Wednesday, March 26, 2014

Politicians and games

Metro has a fluff piece about Conservative party leader Colin Craig, which includes an interesting surprise: Craig is a fan of the game "Diplomacy".

For those who don't know, Diplomacy is a classic strategy game based on pre-World War I Europe. Players assume the role of one of the era's Great Powers and compete to control all of Europe. Like most games of its era, its zero-sum, where victory can only be gained by trampling over the corpses of your enemies. The catch is that there is no randomness - the game has very simple mechanics, which are completely deterministic. So you can't rely on luck of the dice and gamble your way to victory. Instead, in order to win, you need to carefully build alliances, and then betray your former allies. It is therefore a game which rewards deceit and treachery - a training tool for sociopaths (its telling that it is also the favourite game of war-criminal Henry Kissinger).
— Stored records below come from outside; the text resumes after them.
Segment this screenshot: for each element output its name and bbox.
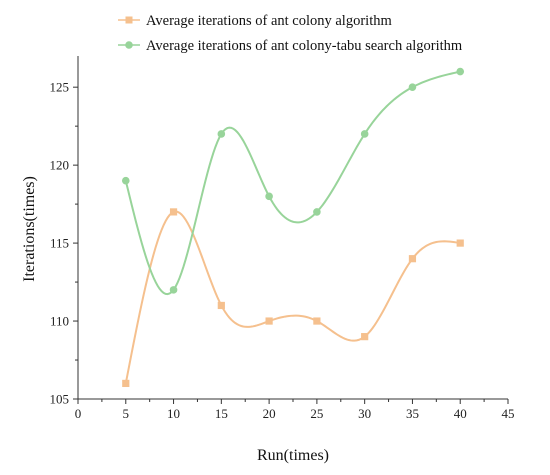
x-tick-label: 45 <box>502 406 515 421</box>
x-tick-label: 40 <box>454 406 467 421</box>
data-point-aco-tabu <box>265 192 273 201</box>
x-tick-label: 25 <box>310 406 323 421</box>
data-point-aco-tabu <box>217 130 226 138</box>
data-point-aco-tabu <box>313 208 321 216</box>
legend-marker-aco-tabu <box>125 41 133 49</box>
data-point-aco <box>313 317 321 325</box>
data-point-aco-tabu <box>456 67 465 76</box>
x-tick-label: 30 <box>358 406 371 421</box>
legend: Average iterations of ant colony algorit… <box>118 13 463 54</box>
x-tick-label: 10 <box>167 406 180 421</box>
x-tick-label: 20 <box>263 406 276 421</box>
data-point-aco <box>122 379 130 388</box>
y-tick-label: 120 <box>50 158 70 173</box>
data-point-aco-tabu <box>360 130 369 138</box>
data-point-aco <box>169 208 178 216</box>
x-tick-label: 35 <box>406 406 419 421</box>
y-axis-title: Iterations(times) <box>21 176 38 282</box>
legend-label-aco: Average iterations of ant colony algorit… <box>146 13 392 29</box>
x-tick-label: 0 <box>75 406 82 421</box>
data-point-aco-tabu <box>408 83 417 91</box>
x-tick-label: 5 <box>123 406 130 421</box>
data-point-aco <box>361 333 369 341</box>
data-point-aco <box>265 317 273 325</box>
series-line-aco <box>124 210 461 384</box>
data-point-aco <box>408 255 417 263</box>
data-point-aco <box>456 239 464 247</box>
y-tick-label: 110 <box>50 314 69 329</box>
legend-marker-aco <box>125 16 133 24</box>
series-line-aco-tabu <box>124 70 461 296</box>
data-point-aco-tabu <box>169 286 178 294</box>
y-tick-label: 125 <box>50 80 70 95</box>
data-point-aco-tabu <box>121 176 130 185</box>
y-tick-label: 105 <box>50 392 70 407</box>
plot-area: 0 5 10 15 20 25 30 35 40 45 105 110 115 120 125 <box>50 56 515 421</box>
y-tick-label: 115 <box>50 236 69 251</box>
data-point-aco <box>217 301 225 310</box>
x-axis-title: Run(times) <box>257 447 329 464</box>
legend-label-aco-tabu: Average iterations of ant colony-tabu se… <box>146 38 463 54</box>
x-tick-label: 15 <box>215 406 228 421</box>
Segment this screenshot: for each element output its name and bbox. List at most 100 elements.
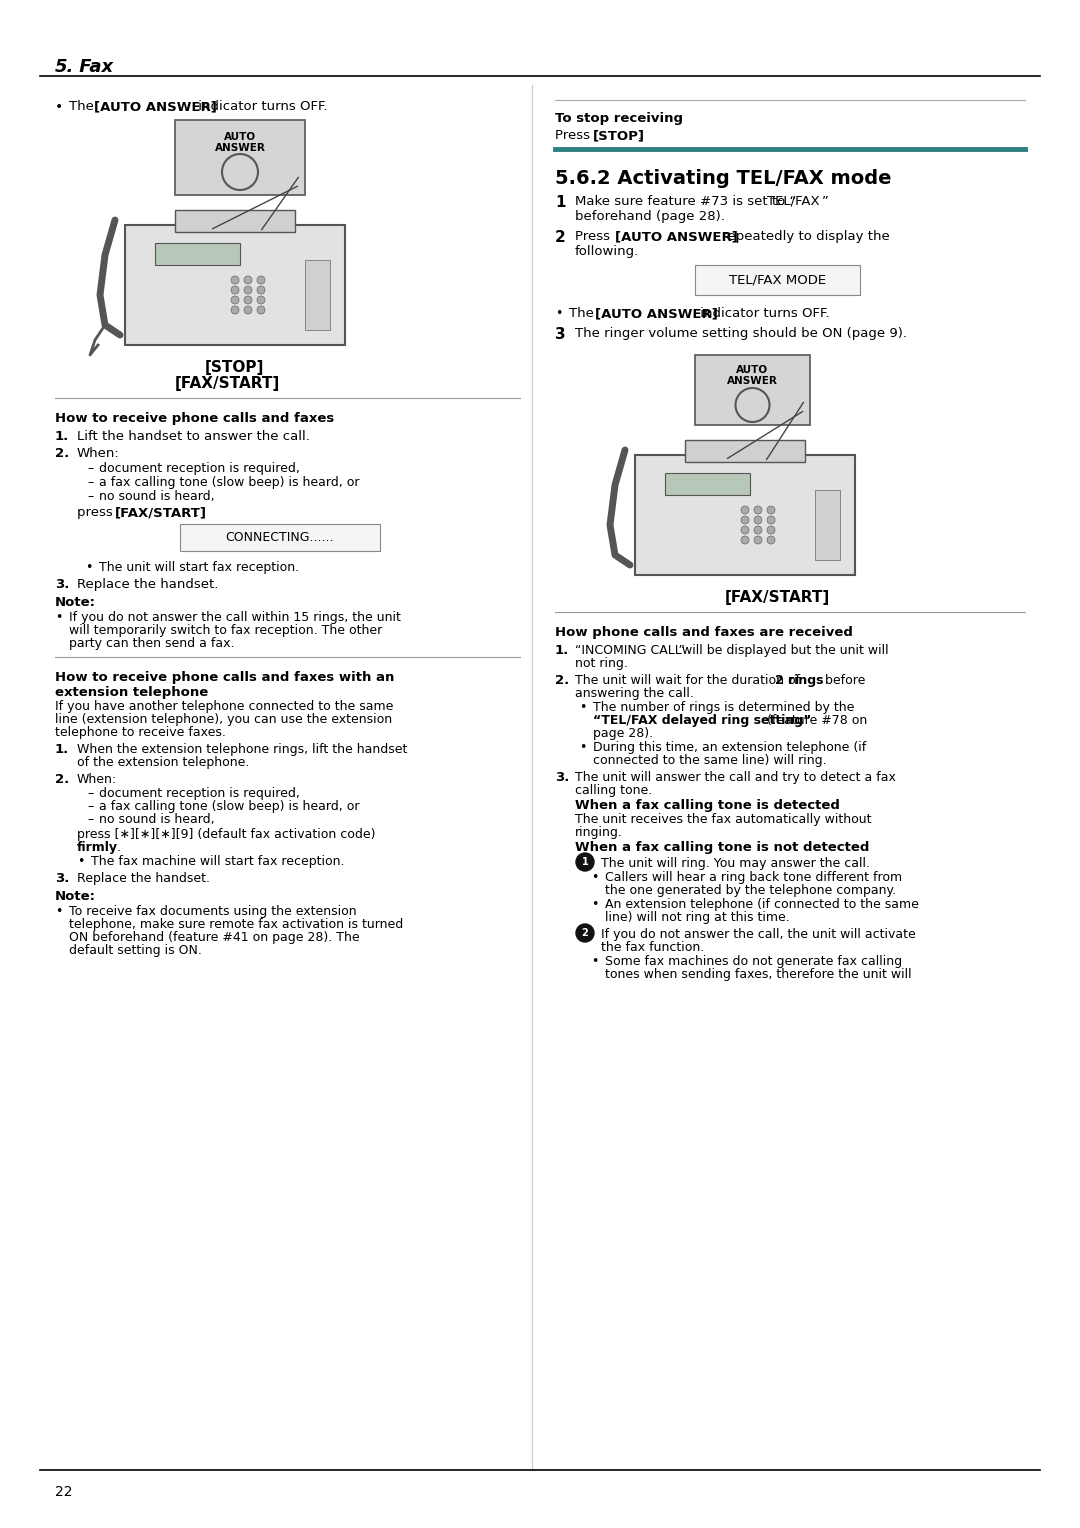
- Text: page 28).: page 28).: [593, 727, 653, 740]
- Text: When a fax calling tone is detected: When a fax calling tone is detected: [575, 799, 840, 811]
- Text: •: •: [55, 611, 63, 623]
- Text: An extension telephone (if connected to the same: An extension telephone (if connected to …: [605, 898, 919, 911]
- Text: will temporarily switch to fax reception. The other: will temporarily switch to fax reception…: [69, 623, 382, 637]
- Text: document reception is required,: document reception is required,: [99, 461, 300, 475]
- Text: •: •: [579, 701, 586, 714]
- Text: How to receive phone calls and faxes: How to receive phone calls and faxes: [55, 413, 334, 425]
- Circle shape: [767, 526, 775, 533]
- Text: indicator turns OFF.: indicator turns OFF.: [194, 99, 327, 113]
- Text: AUTO: AUTO: [737, 365, 769, 374]
- Text: 3.: 3.: [55, 872, 69, 885]
- Bar: [665, 474, 750, 495]
- Circle shape: [754, 506, 762, 513]
- Text: .: .: [195, 506, 199, 520]
- Text: If you do not answer the call within 15 rings, the unit: If you do not answer the call within 15 …: [69, 611, 401, 623]
- Circle shape: [576, 924, 594, 941]
- Circle shape: [754, 516, 762, 524]
- Text: –: –: [87, 477, 93, 489]
- Text: ANSWER: ANSWER: [215, 144, 266, 153]
- Text: The ringer volume setting should be ON (page 9).: The ringer volume setting should be ON (…: [575, 327, 907, 341]
- Circle shape: [257, 296, 265, 304]
- Text: a fax calling tone (slow beep) is heard, or: a fax calling tone (slow beep) is heard,…: [99, 801, 360, 813]
- Circle shape: [244, 306, 252, 313]
- Text: firmly: firmly: [77, 840, 118, 854]
- Text: If you have another telephone connected to the same: If you have another telephone connected …: [55, 700, 393, 714]
- Text: •: •: [77, 856, 84, 868]
- Bar: [696, 264, 860, 295]
- Text: Note:: Note:: [55, 889, 96, 903]
- Text: When:: When:: [77, 448, 120, 460]
- Text: How phone calls and faxes are received: How phone calls and faxes are received: [555, 626, 853, 639]
- Text: document reception is required,: document reception is required,: [99, 787, 300, 801]
- Text: When a fax calling tone is not detected: When a fax calling tone is not detected: [575, 840, 869, 854]
- Text: 3: 3: [555, 327, 566, 342]
- Circle shape: [754, 536, 762, 544]
- Text: [AUTO ANSWER]: [AUTO ANSWER]: [615, 231, 738, 243]
- Text: The unit will ring. You may answer the call.: The unit will ring. You may answer the c…: [600, 857, 870, 869]
- Text: party can then send a fax.: party can then send a fax.: [69, 637, 234, 649]
- Circle shape: [741, 526, 750, 533]
- Text: 1: 1: [582, 857, 589, 866]
- Text: .: .: [638, 128, 643, 142]
- Circle shape: [231, 277, 239, 284]
- Bar: [635, 455, 855, 575]
- Text: During this time, an extension telephone (if: During this time, an extension telephone…: [593, 741, 866, 753]
- Text: “TEL/FAX delayed ring setting”: “TEL/FAX delayed ring setting”: [593, 714, 811, 727]
- Text: 2 rings: 2 rings: [775, 674, 824, 688]
- Text: The unit receives the fax automatically without: The unit receives the fax automatically …: [575, 813, 872, 827]
- Text: line (extension telephone), you can use the extension: line (extension telephone), you can use …: [55, 714, 392, 726]
- Text: ON beforehand (feature #41 on page 28). The: ON beforehand (feature #41 on page 28). …: [69, 931, 360, 944]
- Text: 2.: 2.: [55, 448, 69, 460]
- Text: will be displayed but the unit will: will be displayed but the unit will: [678, 643, 889, 657]
- Text: Fax: Fax: [73, 58, 113, 76]
- Text: To stop receiving: To stop receiving: [555, 112, 683, 125]
- Circle shape: [576, 853, 594, 871]
- Text: TEL/FAX: TEL/FAX: [767, 196, 820, 208]
- Text: Press: Press: [555, 128, 594, 142]
- Text: ringing.: ringing.: [575, 827, 623, 839]
- Text: before: before: [821, 674, 865, 688]
- Text: Replace the handset.: Replace the handset.: [77, 578, 218, 591]
- Text: The unit will wait for the duration of: The unit will wait for the duration of: [575, 674, 805, 688]
- Circle shape: [257, 277, 265, 284]
- Circle shape: [767, 536, 775, 544]
- Bar: [696, 354, 810, 425]
- Text: Callers will hear a ring back tone different from: Callers will hear a ring back tone diffe…: [605, 871, 902, 885]
- Circle shape: [244, 277, 252, 284]
- Text: The unit will answer the call and try to detect a fax: The unit will answer the call and try to…: [575, 772, 896, 784]
- Circle shape: [231, 286, 239, 293]
- Circle shape: [244, 286, 252, 293]
- Text: 3.: 3.: [555, 772, 569, 784]
- Text: When:: When:: [77, 773, 117, 785]
- Text: [STOP]: [STOP]: [593, 128, 645, 142]
- Text: Lift the handset to answer the call.: Lift the handset to answer the call.: [77, 429, 310, 443]
- Text: connected to the same line) will ring.: connected to the same line) will ring.: [593, 753, 826, 767]
- Text: repeatedly to display the: repeatedly to display the: [718, 231, 890, 243]
- Text: [STOP]: [STOP]: [205, 361, 265, 374]
- Text: 2.: 2.: [55, 773, 69, 785]
- Text: 1: 1: [555, 196, 566, 209]
- Circle shape: [741, 506, 750, 513]
- Text: –: –: [87, 787, 93, 801]
- Text: 5.6.2 Activating TEL/FAX mode: 5.6.2 Activating TEL/FAX mode: [555, 170, 891, 188]
- Text: 1.: 1.: [55, 429, 69, 443]
- Text: The unit will start fax reception.: The unit will start fax reception.: [99, 561, 299, 575]
- Bar: [685, 440, 805, 461]
- Circle shape: [257, 306, 265, 313]
- Text: 2: 2: [555, 231, 566, 244]
- Text: beforehand (page 28).: beforehand (page 28).: [575, 209, 725, 223]
- Text: (feature #78 on: (feature #78 on: [762, 714, 867, 727]
- Bar: [815, 490, 840, 559]
- Text: press: press: [77, 506, 117, 520]
- Text: 3.: 3.: [55, 578, 69, 591]
- Text: –: –: [87, 813, 93, 827]
- Text: ”: ”: [822, 196, 828, 208]
- Text: How to receive phone calls and faxes with an: How to receive phone calls and faxes wit…: [55, 671, 394, 685]
- Text: To receive fax documents using the extension: To receive fax documents using the exten…: [69, 905, 356, 918]
- Text: 1.: 1.: [555, 643, 569, 657]
- Text: default setting is ON.: default setting is ON.: [69, 944, 202, 957]
- Text: following.: following.: [575, 244, 639, 258]
- Text: TEL/FAX MODE: TEL/FAX MODE: [729, 274, 826, 287]
- Text: •: •: [55, 99, 64, 115]
- Bar: [175, 121, 305, 196]
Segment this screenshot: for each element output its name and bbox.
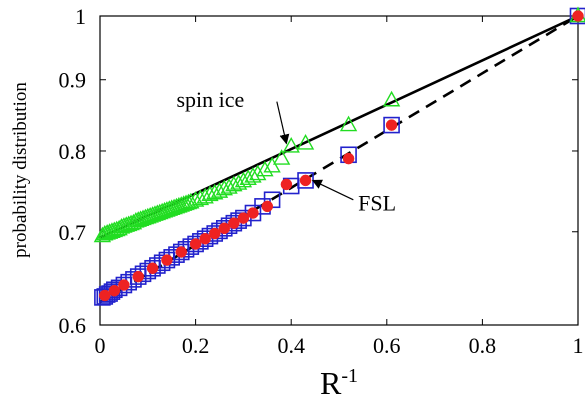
data-point-circle xyxy=(342,152,355,165)
data-point-triangle xyxy=(249,164,267,181)
data-point-triangle xyxy=(256,160,274,177)
data-marks xyxy=(93,6,585,306)
x-axis-label: R-1 xyxy=(320,365,358,401)
data-point-triangle xyxy=(382,90,401,107)
annotation-spin-ice: spin ice xyxy=(176,87,244,112)
data-point-circle xyxy=(161,254,173,266)
data-point-triangle xyxy=(296,134,315,150)
data-point-circle xyxy=(572,10,584,22)
y-tick-label: 0.6 xyxy=(59,313,87,338)
data-point-circle xyxy=(280,178,293,191)
data-point-circle xyxy=(228,217,240,229)
y-tick-label: 1 xyxy=(75,4,86,29)
y-tick-label: 0.9 xyxy=(59,68,87,93)
data-point-circle xyxy=(247,207,259,219)
data-point-circle xyxy=(299,174,312,187)
data-point-circle xyxy=(208,227,221,240)
data-point-circle xyxy=(189,238,202,250)
x-tick-label: 0.4 xyxy=(277,333,305,358)
data-point-triangle xyxy=(174,195,193,211)
data-point-circle xyxy=(132,270,144,283)
y-axis-label: probability distribution xyxy=(10,82,31,258)
ticks: 0 0.2 0.4 0.6 0.8 1 0.6 0.7 0.8 0.9 1 xyxy=(59,4,584,358)
data-point-circle xyxy=(237,212,250,224)
x-axis-label-base: R xyxy=(320,365,342,401)
data-point-triangle xyxy=(244,167,262,183)
fit-line-dashed xyxy=(99,14,579,304)
data-point-circle xyxy=(261,200,274,213)
annotations: spin ice FSL xyxy=(176,87,396,215)
data-point-circle xyxy=(118,279,130,291)
data-point-square xyxy=(383,116,400,134)
plot-frame xyxy=(99,15,579,326)
data-point-circle xyxy=(146,262,159,275)
data-point-triangle xyxy=(263,156,281,173)
x-tick-label: 0.6 xyxy=(373,333,401,358)
data-point-triangle xyxy=(179,193,198,210)
data-point-circle xyxy=(99,289,111,302)
data-point-circle xyxy=(385,119,398,131)
data-point-triangle xyxy=(282,137,300,153)
data-point-triangle xyxy=(272,149,291,165)
data-point-square xyxy=(129,268,147,285)
y-tick-label: 0.7 xyxy=(59,220,87,245)
y-tick-label: 0.8 xyxy=(59,139,87,164)
x-tick-label: 0.8 xyxy=(469,333,497,358)
data-point-square xyxy=(115,276,133,294)
x-tick-label: 0.2 xyxy=(182,333,210,358)
annotation-fsl: FSL xyxy=(358,191,396,216)
annotation-arrow-spin-ice xyxy=(276,101,290,145)
data-point-triangle xyxy=(339,115,358,132)
data-point-circle xyxy=(199,232,211,245)
x-axis-label-exponent: -1 xyxy=(341,365,358,387)
annotation-arrow-fsl xyxy=(311,179,354,201)
x-tick-label: 1 xyxy=(573,333,584,358)
data-point-circle xyxy=(218,222,231,235)
data-point-circle xyxy=(175,246,188,258)
x-tick-label: 0 xyxy=(95,333,106,358)
data-point-circle xyxy=(108,284,121,297)
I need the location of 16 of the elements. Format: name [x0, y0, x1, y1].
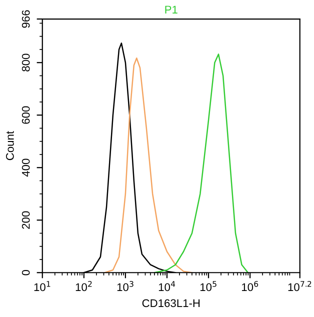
- text: P1: [165, 6, 178, 14]
- y-tick-label: 400: [22, 158, 30, 177]
- y-tick-label: 0: [22, 270, 30, 276]
- x-tick-label: 10$^{3}$: [117, 280, 134, 292]
- x-tick-label: 10$^{1}$: [34, 281, 50, 292]
- x-axis-title: CD163L1-H: [142, 299, 200, 308]
- y-tick-label: 200: [22, 211, 30, 229]
- x-tick-label: 10$^{2}$: [76, 280, 92, 292]
- x-tick-label: 10$^{4}$: [158, 281, 176, 292]
- y-axis-title: Count: [6, 131, 14, 160]
- x-tick-label: 10$^{7.2}$: [288, 280, 312, 292]
- x-tick-label: 10$^{5}$: [200, 281, 216, 292]
- x-tick-label: 10$^{6}$: [242, 280, 258, 292]
- y-tick-label: 966: [22, 10, 30, 28]
- y-tick-label: 600: [22, 106, 30, 124]
- y-tick-label: 800: [22, 54, 30, 72]
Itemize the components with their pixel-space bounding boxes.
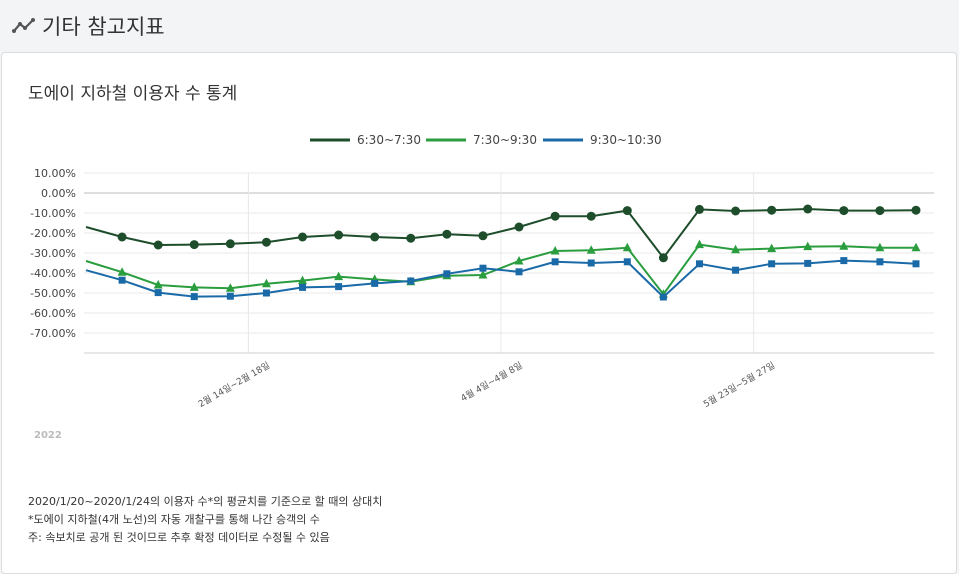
data-point (694, 239, 704, 249)
data-point (803, 204, 813, 214)
data-point (226, 292, 234, 300)
x-tick-label: 5월 23일~5월 27일 (701, 359, 777, 410)
data-point (515, 268, 523, 276)
legend-label: 9:30~10:30 (590, 133, 662, 147)
data-point (406, 233, 416, 243)
data-point (335, 283, 343, 291)
data-point (225, 283, 235, 292)
data-point (478, 231, 488, 241)
note-line: *도에이 지하철(4개 노선)의 자동 개찰구를 통해 나간 승객의 수 (28, 513, 320, 526)
series-line (85, 243, 916, 296)
data-point (190, 293, 198, 301)
data-point (731, 244, 741, 254)
data-point (695, 260, 703, 268)
y-tick-label: -40.00% (30, 267, 76, 280)
data-point (550, 211, 560, 221)
year-label: 2022 (34, 430, 62, 441)
legend-label: 6:30~7:30 (357, 133, 421, 147)
legend: 6:30~7:30 7:30~9:30 9:30~10:30 (310, 133, 662, 147)
series-line (85, 259, 917, 299)
data-point (298, 232, 308, 242)
data-point (876, 258, 884, 266)
data-point (479, 264, 487, 272)
data-point (622, 242, 632, 252)
data-point (443, 270, 451, 278)
data-point (694, 204, 704, 214)
y-tick-label: -20.00% (30, 227, 76, 240)
note-line: 2020/1/20~2020/1/24의 이용자 수*의 평균치를 기준으로 할… (28, 495, 383, 508)
y-tick-label: -70.00% (30, 327, 76, 340)
data-point (117, 267, 127, 276)
page-title: 기타 참고지표 (42, 15, 165, 39)
data-point (622, 206, 632, 216)
data-point (154, 289, 162, 297)
y-tick-label: -30.00% (30, 247, 76, 260)
data-point (442, 229, 452, 239)
note-line: 주: 속보치로 공개 된 것이므로 추후 확정 데이터로 수정될 수 있음 (28, 531, 330, 544)
data-point (551, 258, 559, 266)
data-point (407, 277, 415, 285)
data-point (153, 240, 163, 250)
data-point (261, 237, 271, 247)
data-point (117, 232, 127, 242)
data-point (334, 271, 344, 281)
y-tick-label: -60.00% (30, 307, 76, 320)
data-point (840, 257, 848, 265)
data-point (731, 206, 741, 216)
data-point (911, 242, 921, 252)
data-point (659, 293, 667, 301)
data-point (370, 232, 380, 242)
data-point (875, 206, 885, 216)
data-point (803, 241, 813, 251)
data-point (623, 258, 631, 266)
y-tick-label: -50.00% (30, 287, 76, 300)
chart-card: 도에이 지하철 이용자 수 통계 10.00% 0.00% -10.00% -20.0… (1, 52, 957, 574)
data-point (804, 259, 812, 267)
series-triangle (85, 239, 921, 298)
data-point (839, 206, 849, 216)
data-point (261, 278, 271, 288)
data-point (875, 242, 885, 252)
data-point (658, 253, 668, 263)
data-point (262, 289, 270, 297)
x-tick-label: 4월 4일~4월 8일 (458, 359, 524, 404)
data-point (118, 276, 126, 284)
data-point (298, 275, 308, 285)
series-circle (85, 204, 921, 263)
chart-notes: 2020/1/20~2020/1/24의 이용자 수*의 평균치를 기준으로 할… (28, 493, 382, 547)
legend-label: 7:30~9:30 (473, 133, 537, 147)
series-square (85, 257, 920, 301)
grid-lines (84, 172, 934, 353)
data-point (189, 282, 199, 291)
data-point (371, 279, 379, 287)
y-tick-label: -10.00% (30, 207, 76, 220)
data-point (587, 259, 595, 267)
x-tick-label: 2월 14일~2월 18일 (196, 359, 272, 410)
data-point (911, 205, 921, 215)
data-point (334, 230, 344, 240)
page-header: 기타 참고지표 (0, 0, 959, 52)
data-point (153, 280, 163, 289)
data-point (586, 245, 596, 254)
trend-line-icon (12, 18, 35, 33)
data-point (912, 260, 920, 268)
data-point (225, 239, 235, 249)
series-line (85, 207, 917, 260)
y-tick-label: 10.00% (34, 167, 76, 180)
chart-title: 도에이 지하철 이용자 수 통계 (28, 84, 238, 104)
data-point (767, 243, 777, 253)
data-point (839, 241, 849, 250)
y-tick-label: 0.00% (41, 187, 76, 200)
data-point (299, 283, 307, 291)
data-point (514, 222, 524, 232)
data-point (732, 266, 740, 274)
data-point (586, 211, 596, 221)
data-point (478, 270, 488, 279)
data-point (189, 240, 199, 250)
line-chart: 10.00% 0.00% -10.00% -20.00% -30.00% -40.00% -… (30, 133, 934, 441)
data-point (514, 256, 524, 265)
data-point (767, 205, 777, 215)
data-point (550, 246, 560, 255)
data-point (768, 260, 776, 268)
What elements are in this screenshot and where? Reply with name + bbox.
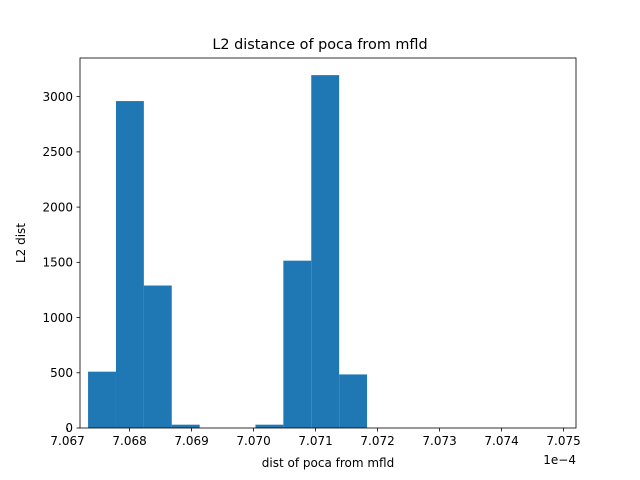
histogram-bar bbox=[311, 75, 340, 429]
x-axis-ticks: 7.067 7.068 7.069 7.070 7.071 7.072 7.073 7.074… bbox=[50, 428, 581, 448]
x-tick-label: 7.071 bbox=[298, 434, 332, 448]
x-axis-offset-text: 1e−4 bbox=[543, 453, 576, 467]
x-tick-label: 7.073 bbox=[422, 434, 456, 448]
bars-group bbox=[88, 75, 368, 429]
x-tick-label: 7.075 bbox=[546, 434, 580, 448]
x-tick-label: 7.070 bbox=[236, 434, 270, 448]
y-tick-label: 1500 bbox=[42, 256, 73, 270]
histogram-bar bbox=[339, 374, 368, 428]
x-tick-label: 7.072 bbox=[360, 434, 394, 448]
y-tick-label: 2500 bbox=[42, 145, 73, 159]
histogram-bar bbox=[171, 424, 200, 428]
y-tick-label: 3000 bbox=[42, 90, 73, 104]
chart-title: L2 distance of poca from mfld bbox=[212, 37, 427, 53]
y-tick-label: 1000 bbox=[42, 311, 73, 325]
histogram-bar bbox=[143, 285, 172, 428]
y-tick-label: 0 bbox=[65, 421, 73, 435]
histogram-bar bbox=[255, 424, 284, 428]
y-axis-ticks: 0 500 1000 1500 2000 2500 3000 bbox=[42, 90, 80, 435]
histogram-bar bbox=[115, 101, 144, 429]
x-axis-label: dist of poca from mfld bbox=[262, 456, 394, 470]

Which I think tells us something interesting about Craig. But it raises a question for the rest of us: do we really want politicians who so openly enjoy treachery? Yes, its a value the political class admires (witness the popularity of the original "House of Cards" among them). But is it healthy for our democracy to be run by self-admitted sociopaths? Do we really want those sorts of people making decisions on our behalf? Quite apart from the obvious concerns about the sorts of decisions they will make, its not particularly representative, is it?

Meanwhile, I'm now wondering what our other politicians' favourite games are. And I think I'd like politicians who enjoy "Pandemic" (where players must cooperate to beat the game) or "Settlers of Catan" more than those who like Dip, let alone "Risk" or "Monopoly".